By Moira Cullen, DFER Colorado State Director
Senate Bill 12-015, the ASSET Bill, was introduced in the Colorado legislature last week and had its first committee hearing on January 26th, passing out of the Senate Education Committee on a 4-3 party line vote. The bill enables Colorado high school graduates – regardless of their immigration status – to attend the State’s colleges and universities at a cost between in-state tuition paid by other residents, and tuition paid by students from outside Colorado.
Immigration is one of the cultural third rails of our time: few politicians regardless of party have come out to defend current immigration policy. Rightly so. Let’s all agree that immigration policy is a huge mess and there have been few sincere attempts to try to fix it. But in this burst of honesty, let’s also admit that anything that touches the third rail of immigration is an issue where emotion too often clouds judgment. And clear-eyed judgment strongly suggests that this is a bill that should be passed.
To start, let’s be clear about what is not in the bill: taxpayer subsidies. Under the ASSET bill, undocumented students will pay both their share and the State’s share of taxes. There is zero cost to Colorado’s taxpayers. There is an additional cost to the undocumented students – who will pay on average about 40% more than traditional in-state tuition. The cost of college for undocumented students is neither free nor subsidized.

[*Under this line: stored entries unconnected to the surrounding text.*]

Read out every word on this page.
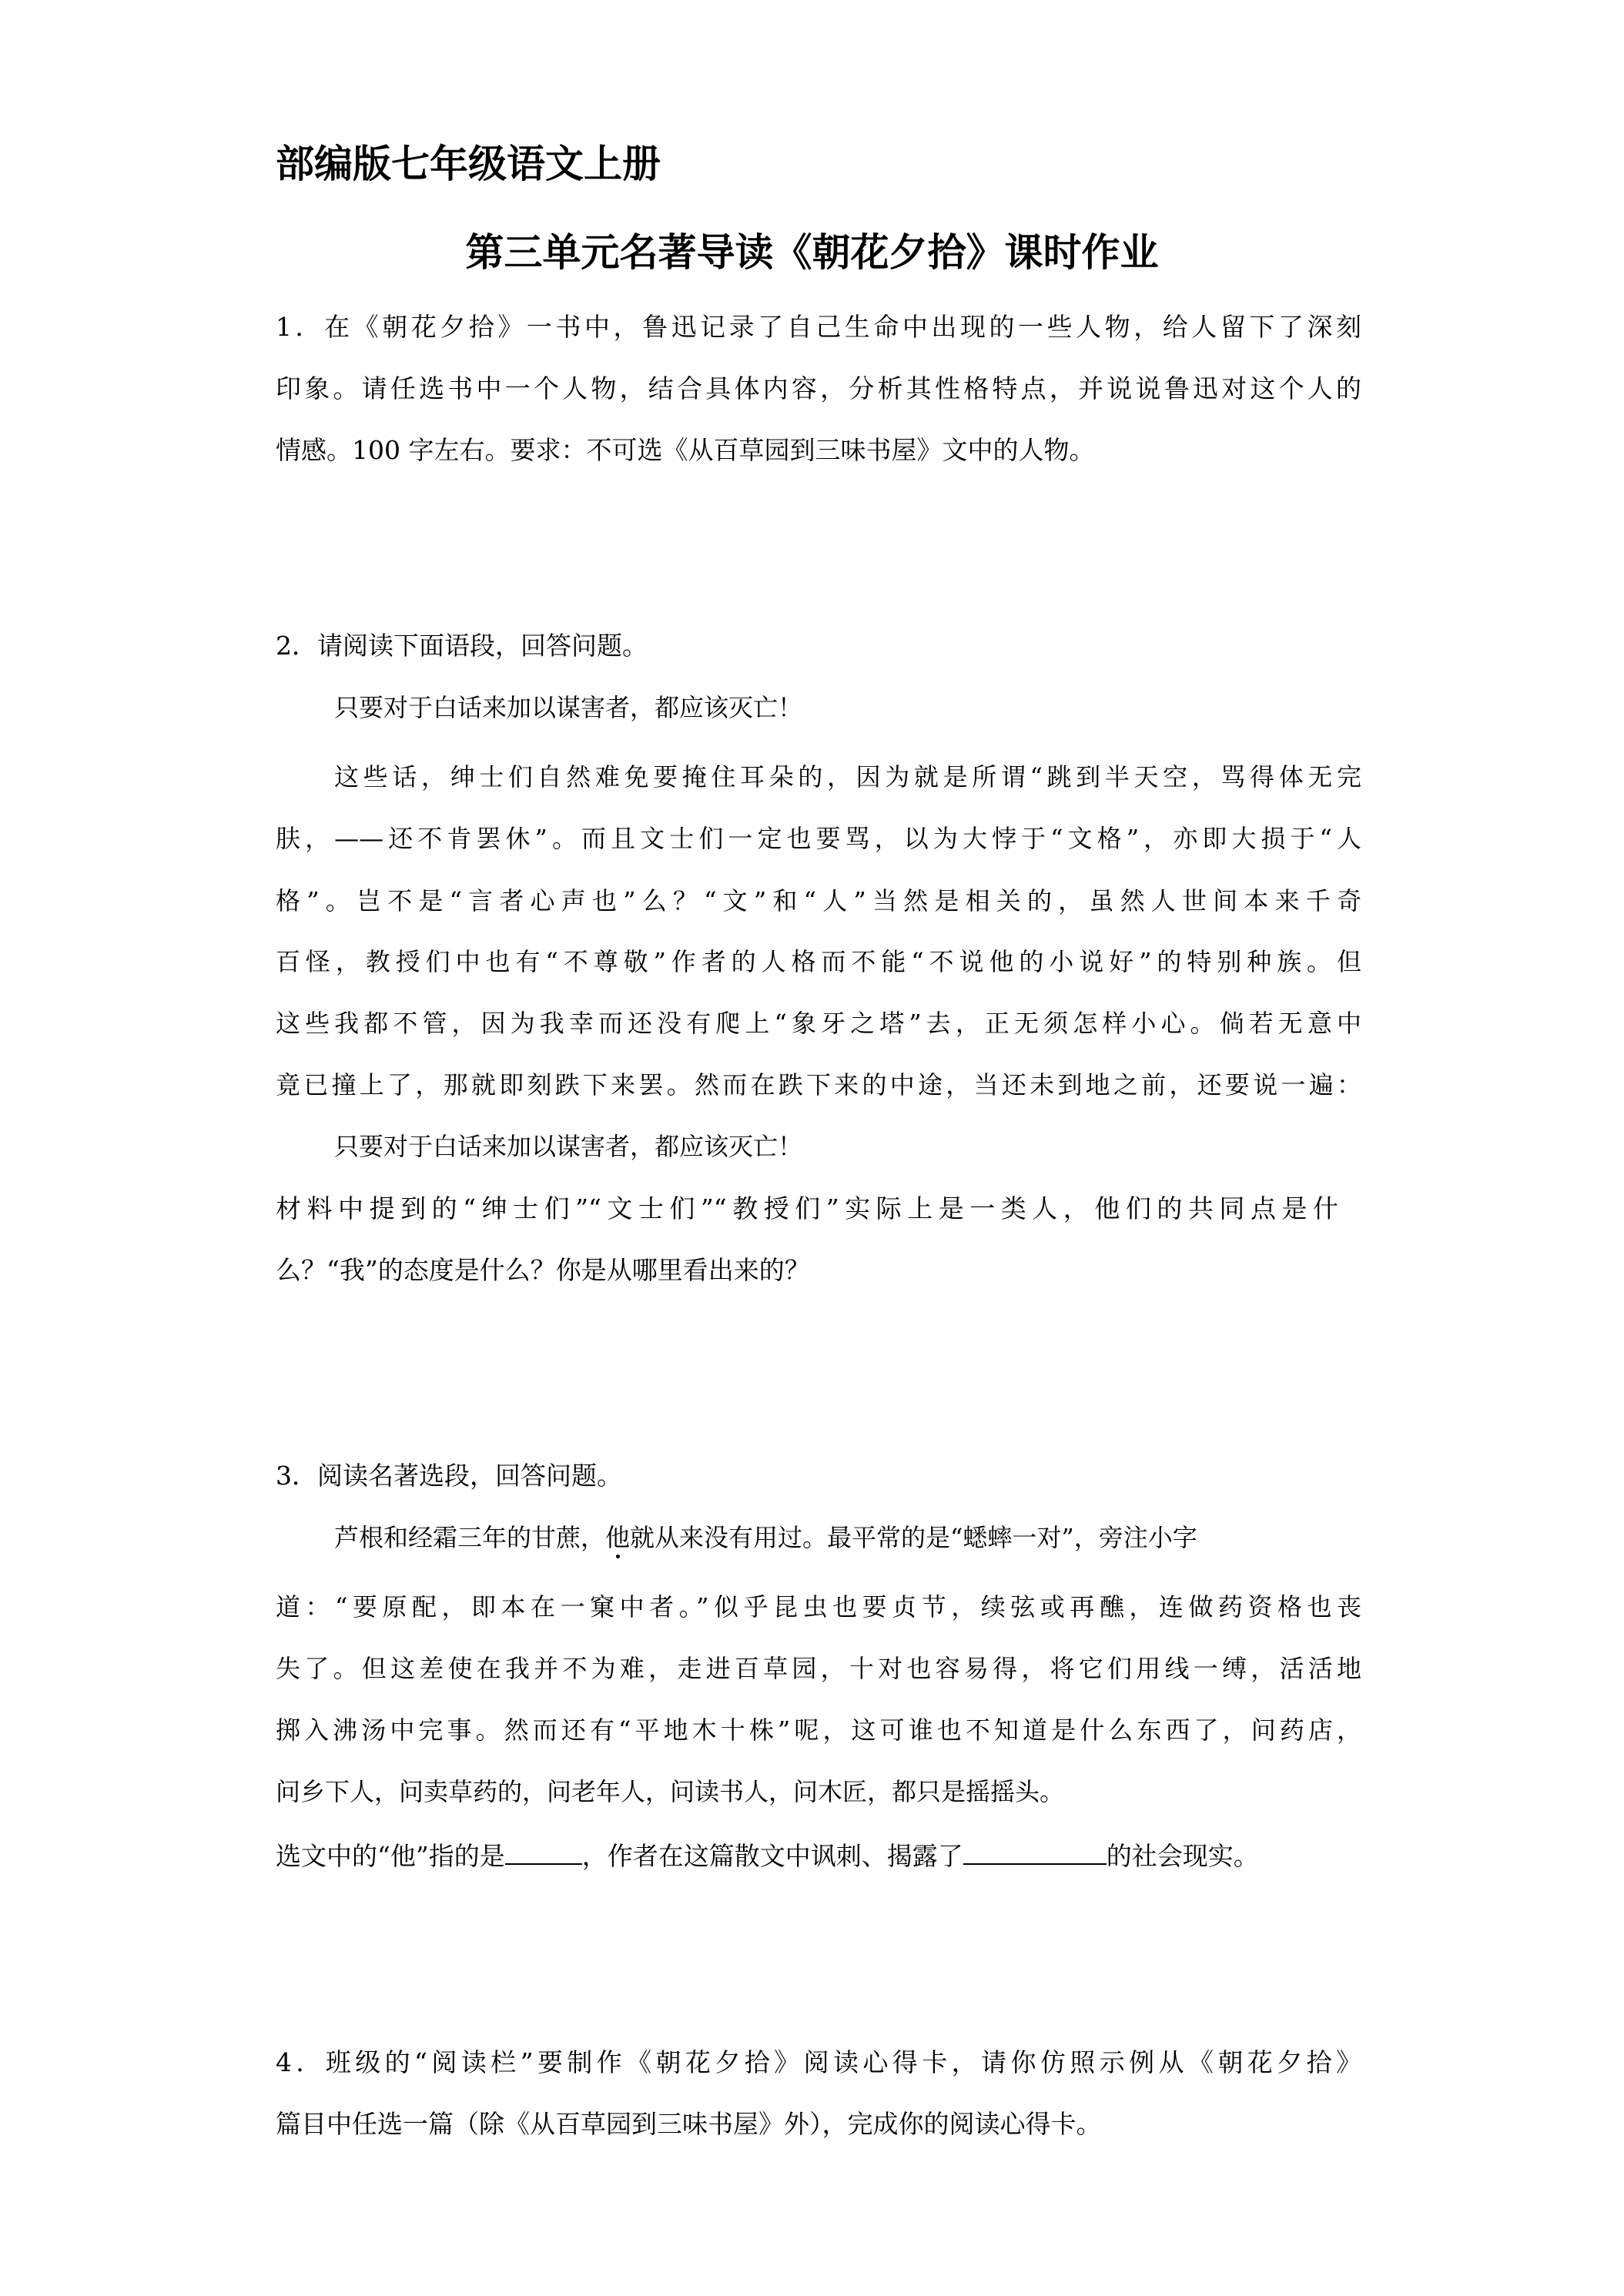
部编版七年级语文上册
第三单元名著导读《朝花夕拾》课时作业
1．在《朝花夕拾》一书中，鲁迅记录了自己生命中出现的一些人物，给人留下了深刻
印象。请任选书中一个人物，结合具体内容，分析其性格特点，并说说鲁迅对这个人的
情感。100 字左右。要求：不可选《从百草园到三味书屋》文中的人物。
2．请阅读下面语段，回答问题。
只要对于白话来加以谋害者，都应该灭亡！
这些话，绅士们自然难免要掩住耳朵的，因为就是所谓“跳到半天空，骂得体无完
肤，——还不肯罢休”。而且文士们一定也要骂，以为大悖于“文格”，亦即大损于“人
格”。岂不是“言者心声也”么？“文”和“人”当然是相关的，虽然人世间本来千奇
百怪，教授们中也有“不尊敬”作者的人格而不能“不说他的小说好”的特别种族。但
这些我都不管，因为我幸而还没有爬上“象牙之塔”去，正无须怎样小心。倘若无意中
竟已撞上了，那就即刻跌下来罢。然而在跌下来的中途，当还未到地之前，还要说一遍：
只要对于白话来加以谋害者，都应该灭亡！
材料中提到的“绅士们”“文士们”“教授们”实际上是一类人，他们的共同点是什
么？“我”的态度是什么？你是从哪里看出来的？
3．阅读名著选段，回答问题。
芦根和经霜三年的甘蔗，他就从来没有用过。最平常的是“蟋蟀一对”，旁注小字
道：“要原配，即本在一窠中者。”似乎昆虫也要贞节，续弦或再醮，连做药资格也丧
失了。但这差使在我并不为难，走进百草园，十对也容易得，将它们用线一缚，活活地
掷入沸汤中完事。然而还有“平地木十株”呢，这可谁也不知道是什么东西了，问药店，
问乡下人，问卖草药的，问老年人，问读书人，问木匠，都只是摇摇头。
选文中的“他”指的是	，作者在这篇散文中讽刺、揭露了	的社会现实。
4．班级的“阅读栏”要制作《朝花夕拾》阅读心得卡，请你仿照示例从《朝花夕拾》
篇目中任选一篇（除《从百草园到三味书屋》外），完成你的阅读心得卡。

Let’s also remember the bill’s focus: students already in the U.S., – usually entering no later than 12 or 13 years of age, and often far earlier – who have completed high school and both want and are academically prepared to go to college. They have not dropped out of school; they do not have criminal records. Many were brought to this country by their parents or family members at a very young age and did not make the decision on their own to enter this country illegally. Think what you will, but recognize that the decision to come to the U.S. was made for them, not by them.
Think that their parents are criminals for this choice? Ok then. We can debate the appropriate punishment for parents who have broken the law to give their families a better life. But what we can’t really debate is this: for no other crime committed by parents do we punish their children. Adults do some terrible things, and we do not diminish the rights of their children because of this conduct. Children of convicted thieves, perjurers, Wall-Street embezzlers, and serial murderers all get to vote, drive, move freely about the country, and pay in-state tuition.